AI Documentation Assistants in Primary Care Settings: Gauging Doctors’ Perspectives
As artificial intelligence (AI) technologies become increasingly applicable and available in healthcare settings, their implementation will need to be guided and supervised by human beings – for both technical and social reasons. This is the conclusion at the centre of a new study by the PCHSS’s Professor Enrico Coiera and colleagues at the Australian Institute of Health Innovation.
Published in the Journal of American Medical Informatics Association, “Envisioning an artificial intelligence documentation assistant for future primary care consultations: A co-design study with general practitioners” focuses on the perspectives of doctors on AI in primary care settings. Also known as digital scribes, AI documentation assistants are designed to automatically generate medical notes based on patient-clinician conversations. They are intended to reduce the documentation burden on doctors, thereby helping prevent clinician burnout as well as potential loss of information.
The study was based on three co-design workshops carried out with 16 general practitioners (GPs). During the sessions, three main themes emerged: professional autonomy, human-AI collaboration, and new models of care. Regarding professional autonomy, GP participants raised concerns about the potential medico-legal issues of caused by the retrospective assessment of full consultation records and also touched on the need to personalise AI systems to match doctors’ unique working styles. On this latter subject, one participant noted:
We need to develop machine learning that has the capability … to accommodate professional preferences and styles … It’s adaptive and it supports you based on your particular consultation and decision-making processes.
In relation to human-AI collaboration, the participants spoke of welcoming the assistance AI technologies could provide in terms of decision support and reducing repetitive tasks. However, they also raised concerns about constant auditing (assessment the quality and performance of GPs’ work) and noted how it would be difficult for machines to provide the empathy and human communication that doctors offer. On this note, one participant stated:
I think the point of the doctor is to give suffering meaning. It’s to provide a steady hand, I think. It’s to support people through issues … a computer can support you, but it doesn’t have any meaning because there’s no emotional risk from the computer because the computer does not know what it means to live or die.
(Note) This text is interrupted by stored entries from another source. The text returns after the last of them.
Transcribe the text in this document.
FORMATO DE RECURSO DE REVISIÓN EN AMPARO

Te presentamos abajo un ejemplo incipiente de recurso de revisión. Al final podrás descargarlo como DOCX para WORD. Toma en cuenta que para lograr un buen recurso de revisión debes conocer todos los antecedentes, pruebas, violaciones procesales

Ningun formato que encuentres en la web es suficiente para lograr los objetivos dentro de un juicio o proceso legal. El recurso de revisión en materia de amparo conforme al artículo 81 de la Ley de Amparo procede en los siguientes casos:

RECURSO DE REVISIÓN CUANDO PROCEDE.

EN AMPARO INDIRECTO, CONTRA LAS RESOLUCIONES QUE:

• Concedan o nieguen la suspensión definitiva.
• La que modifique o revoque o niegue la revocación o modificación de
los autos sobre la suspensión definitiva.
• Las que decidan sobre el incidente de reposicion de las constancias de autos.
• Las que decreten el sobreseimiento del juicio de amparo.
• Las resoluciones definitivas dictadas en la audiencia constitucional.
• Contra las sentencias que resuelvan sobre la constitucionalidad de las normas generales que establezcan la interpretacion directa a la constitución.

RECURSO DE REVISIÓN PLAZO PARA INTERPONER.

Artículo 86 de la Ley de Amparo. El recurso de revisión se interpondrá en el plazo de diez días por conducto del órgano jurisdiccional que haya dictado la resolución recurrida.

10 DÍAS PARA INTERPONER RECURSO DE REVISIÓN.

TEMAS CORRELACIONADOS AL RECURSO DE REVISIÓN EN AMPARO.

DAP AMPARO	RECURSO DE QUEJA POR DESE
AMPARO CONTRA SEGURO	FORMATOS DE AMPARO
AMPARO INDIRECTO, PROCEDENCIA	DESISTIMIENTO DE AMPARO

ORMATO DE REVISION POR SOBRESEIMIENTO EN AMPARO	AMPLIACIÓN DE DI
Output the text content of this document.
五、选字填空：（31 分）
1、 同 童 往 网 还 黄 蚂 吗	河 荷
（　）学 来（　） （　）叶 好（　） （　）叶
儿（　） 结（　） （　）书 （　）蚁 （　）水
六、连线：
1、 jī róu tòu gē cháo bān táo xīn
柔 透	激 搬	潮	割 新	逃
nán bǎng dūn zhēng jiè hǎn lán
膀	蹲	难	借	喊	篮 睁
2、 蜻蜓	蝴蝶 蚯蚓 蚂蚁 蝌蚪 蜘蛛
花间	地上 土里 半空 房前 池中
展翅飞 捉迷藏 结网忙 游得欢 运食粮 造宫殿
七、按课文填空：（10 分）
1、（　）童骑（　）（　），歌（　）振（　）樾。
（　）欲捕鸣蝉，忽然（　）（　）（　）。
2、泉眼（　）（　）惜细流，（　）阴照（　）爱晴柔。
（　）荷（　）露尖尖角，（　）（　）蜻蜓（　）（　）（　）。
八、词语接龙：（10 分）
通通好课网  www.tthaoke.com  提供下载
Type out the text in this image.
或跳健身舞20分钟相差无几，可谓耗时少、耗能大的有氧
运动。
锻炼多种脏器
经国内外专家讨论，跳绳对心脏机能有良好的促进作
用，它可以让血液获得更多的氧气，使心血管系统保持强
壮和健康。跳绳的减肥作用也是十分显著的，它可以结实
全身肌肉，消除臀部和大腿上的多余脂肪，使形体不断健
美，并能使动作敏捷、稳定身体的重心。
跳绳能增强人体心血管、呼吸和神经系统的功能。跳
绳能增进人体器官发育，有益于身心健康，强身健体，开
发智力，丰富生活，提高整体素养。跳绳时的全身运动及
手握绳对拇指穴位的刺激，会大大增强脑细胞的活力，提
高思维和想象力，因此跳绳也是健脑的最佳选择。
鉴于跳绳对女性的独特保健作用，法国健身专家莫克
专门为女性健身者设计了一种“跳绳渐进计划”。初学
In connection with AI’s role in new models of care, the participants spoke of its potential assistance in the pre-consultation phase, in telehealth and through mobile apps, the latter of which can support with collecting patient-generated data and seamlessly integrating it into electronic health records. On this point, one participant commented: “I quite like the idea of having an app that’s safe, that patients can update their health information that can link to the medical records.”
AI documentation assistants will no doubt become more and more integrated into primary care consultations in the years ahead. In view of the wide-ranging reflections of the participating GPs, the study’s authors conclude that this process will require human input and supervision, especially until strong evidence emerges for reliable autonomous performance by AI technologies. Human-AI collaboration models will therefore need to be developed “to ensure patient safety, quality of care, doctor safety, and doctor autonomy.”